The number in FAT12, FAT16, FAT32 stands for the number if bits used to enumerate file system block. This means that FAT12 may use up to 4096 different block references, FAT16- 65536 and FAT32 - 4294967296. Actual maximum count of blocks is even less and depends on implementation of file system driver.
FAT12 was used for old floppy disks. FAT16 (or simply FAT) and FAT32 are widely used forflash memory cards and USB flash sticks. It is supported by mobile phones, digital cameras and other portable devices.
FAT or FAT32 is a file system, used on Windows-compatible external storages or disk partitions with size below 2GB (for FAT) or 32GB (for FAT32). Windows can not create FAT32 file system over 32GB (however Linux supports FAT32 up to 2TB).

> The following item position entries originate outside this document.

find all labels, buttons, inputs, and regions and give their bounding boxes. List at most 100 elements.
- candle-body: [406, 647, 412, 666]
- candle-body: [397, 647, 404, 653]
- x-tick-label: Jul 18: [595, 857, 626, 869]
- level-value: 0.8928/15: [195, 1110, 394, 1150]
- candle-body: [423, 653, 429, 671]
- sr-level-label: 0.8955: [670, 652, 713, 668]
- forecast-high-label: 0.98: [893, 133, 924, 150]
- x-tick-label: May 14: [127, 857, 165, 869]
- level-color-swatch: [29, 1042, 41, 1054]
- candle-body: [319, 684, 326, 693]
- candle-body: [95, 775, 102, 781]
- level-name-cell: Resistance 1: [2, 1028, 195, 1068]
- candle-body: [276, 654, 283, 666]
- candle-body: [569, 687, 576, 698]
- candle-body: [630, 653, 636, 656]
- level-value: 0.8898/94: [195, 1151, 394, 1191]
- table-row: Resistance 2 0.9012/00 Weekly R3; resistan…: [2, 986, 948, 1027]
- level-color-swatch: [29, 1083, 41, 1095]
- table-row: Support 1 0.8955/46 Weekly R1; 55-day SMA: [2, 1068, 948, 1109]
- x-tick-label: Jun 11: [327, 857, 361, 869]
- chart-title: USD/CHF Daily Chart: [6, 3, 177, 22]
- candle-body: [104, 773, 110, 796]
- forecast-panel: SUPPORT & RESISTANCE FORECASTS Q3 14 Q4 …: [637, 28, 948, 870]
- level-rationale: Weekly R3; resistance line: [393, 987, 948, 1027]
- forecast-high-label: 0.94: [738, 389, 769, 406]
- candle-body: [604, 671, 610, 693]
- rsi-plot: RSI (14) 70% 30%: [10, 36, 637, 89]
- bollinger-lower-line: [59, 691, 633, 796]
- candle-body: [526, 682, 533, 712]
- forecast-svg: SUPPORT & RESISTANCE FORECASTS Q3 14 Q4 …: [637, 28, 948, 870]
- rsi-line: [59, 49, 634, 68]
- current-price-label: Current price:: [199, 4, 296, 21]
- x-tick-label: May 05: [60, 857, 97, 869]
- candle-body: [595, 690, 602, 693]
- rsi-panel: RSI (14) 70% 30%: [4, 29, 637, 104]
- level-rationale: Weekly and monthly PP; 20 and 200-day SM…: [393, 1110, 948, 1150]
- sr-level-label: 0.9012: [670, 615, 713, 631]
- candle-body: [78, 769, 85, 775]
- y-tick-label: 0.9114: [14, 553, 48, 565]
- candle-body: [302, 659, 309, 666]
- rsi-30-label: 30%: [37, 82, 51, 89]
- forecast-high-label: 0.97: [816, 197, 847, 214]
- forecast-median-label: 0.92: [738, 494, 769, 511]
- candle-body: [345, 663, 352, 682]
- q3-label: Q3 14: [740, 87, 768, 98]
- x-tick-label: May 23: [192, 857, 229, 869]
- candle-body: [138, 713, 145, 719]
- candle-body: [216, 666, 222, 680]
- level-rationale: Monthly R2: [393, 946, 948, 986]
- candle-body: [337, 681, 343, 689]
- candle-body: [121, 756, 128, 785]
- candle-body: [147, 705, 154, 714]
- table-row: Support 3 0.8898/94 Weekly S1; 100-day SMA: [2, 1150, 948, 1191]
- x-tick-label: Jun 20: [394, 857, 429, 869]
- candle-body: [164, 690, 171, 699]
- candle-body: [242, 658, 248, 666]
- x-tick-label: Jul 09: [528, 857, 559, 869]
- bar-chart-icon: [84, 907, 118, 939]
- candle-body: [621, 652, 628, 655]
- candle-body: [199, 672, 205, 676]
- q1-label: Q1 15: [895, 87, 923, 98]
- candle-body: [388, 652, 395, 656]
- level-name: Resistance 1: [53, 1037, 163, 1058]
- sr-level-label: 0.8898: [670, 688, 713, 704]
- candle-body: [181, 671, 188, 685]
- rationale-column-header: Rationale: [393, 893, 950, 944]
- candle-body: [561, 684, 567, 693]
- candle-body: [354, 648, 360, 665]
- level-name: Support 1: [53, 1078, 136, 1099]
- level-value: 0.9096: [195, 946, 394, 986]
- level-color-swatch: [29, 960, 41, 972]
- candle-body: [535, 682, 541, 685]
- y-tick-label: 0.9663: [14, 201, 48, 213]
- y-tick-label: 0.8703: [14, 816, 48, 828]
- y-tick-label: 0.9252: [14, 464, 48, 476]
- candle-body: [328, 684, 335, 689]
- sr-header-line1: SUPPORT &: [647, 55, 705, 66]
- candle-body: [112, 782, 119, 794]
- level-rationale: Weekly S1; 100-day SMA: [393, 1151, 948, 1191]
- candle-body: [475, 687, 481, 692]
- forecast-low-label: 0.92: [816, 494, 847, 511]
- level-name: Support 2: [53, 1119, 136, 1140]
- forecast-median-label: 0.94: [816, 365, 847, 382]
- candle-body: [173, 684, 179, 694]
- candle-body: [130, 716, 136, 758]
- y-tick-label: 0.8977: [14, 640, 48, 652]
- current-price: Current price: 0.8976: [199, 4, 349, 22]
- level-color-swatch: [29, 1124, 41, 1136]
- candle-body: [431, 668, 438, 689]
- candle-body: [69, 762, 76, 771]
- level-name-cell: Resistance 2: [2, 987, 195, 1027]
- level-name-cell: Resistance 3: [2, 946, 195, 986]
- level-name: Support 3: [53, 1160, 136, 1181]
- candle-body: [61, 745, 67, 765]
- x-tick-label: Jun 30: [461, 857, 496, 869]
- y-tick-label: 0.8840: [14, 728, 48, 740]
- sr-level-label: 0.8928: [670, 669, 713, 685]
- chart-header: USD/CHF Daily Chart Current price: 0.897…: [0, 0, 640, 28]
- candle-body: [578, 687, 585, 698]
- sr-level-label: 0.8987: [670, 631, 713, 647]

NTFS (New Technology File System):
NTFS was introduced in Windows NT and at present is major file system for Windows. This is a default file system for disk partitions and the only file system that is supported for disk partitions over 32GB. The file system is quite extensible and supports many file properties, including access control, encryption etc. Each file on NTFS is stored as file descriptor inMaster File Table and file content. Master file table contains all information about the file: size, allocation, name etc. The first and the last sectors of the file system contain file system settings (boot record or superblock). This file system uses 48 and 64 bit values to reference files, thus supporting quite large disk storages.
ReFS (Resilient File System):
ReFS is the latest development of Microsoft presently available for Windows 8 Servers. File system architecture absolutely differs from other Windows file systems and is mainly organized in form of B+-tree. ReFS has high tolerance to failures achieved due to new features included into the system. And, namely, Copy-on-Write (CoW): no metadata is modified without being copied; no data is written over the existing ones and rather into a new disk space. With any file modifications a new copy of metadata is created into any free storage space, and then the system creates a link from older metadata to the newer ones. As a result a system stores significant quantity of older backups in different places which provides for easy file recovery unless this storage space is overwritten.
Linux file systems
Open-source Linux OS always aimed to implement, test and use different concepts of file systems. Among huge amount of various file system types the most popular Linux file systems nowadays are:
- Ext2, Ext3, Ext4 - 'native' Linux file system. This file system falls under active developments and improvements. Ext3 file system is just an extension to Ext2 that uses transactional file write operations with journal. Ext4 is a further development of Ext3, extended with support of optimized file allocation information (extents) and extended file attributes. This file system is frequently used as 'root' file system for most Linux installations.
- ReiserFS - alternative Linux file system designed to store huge amount of small files. It has good capability of files search and enables compact files allocation by storing file tails or small files along with metadata in order not to use large file system blocks for this purpose.
- XFS - file system derived from SGI company that initially used it for their IRIX servers. Now XFS specifications are implemented in Linux. XFS file system has great performance and is widely used to store files.
- JFS - file system developed by IBM for their powerful computing systems. JFS one usually stands for JFS, JFS2 is the second edition. Currently this file system is open-source and is implemented in most modern Linux distributions. The concept of 'hard links' used in this kind of OS makes most Linux file systems similar in that the file name is not regarded as file attribute and rather defined as an alias for a file in certain directory. File object can be linked from many locations, even many times from the same directory under different names. This is one of the causes why recovery of file names after file deletion or file system damage can be difficult or even impossible.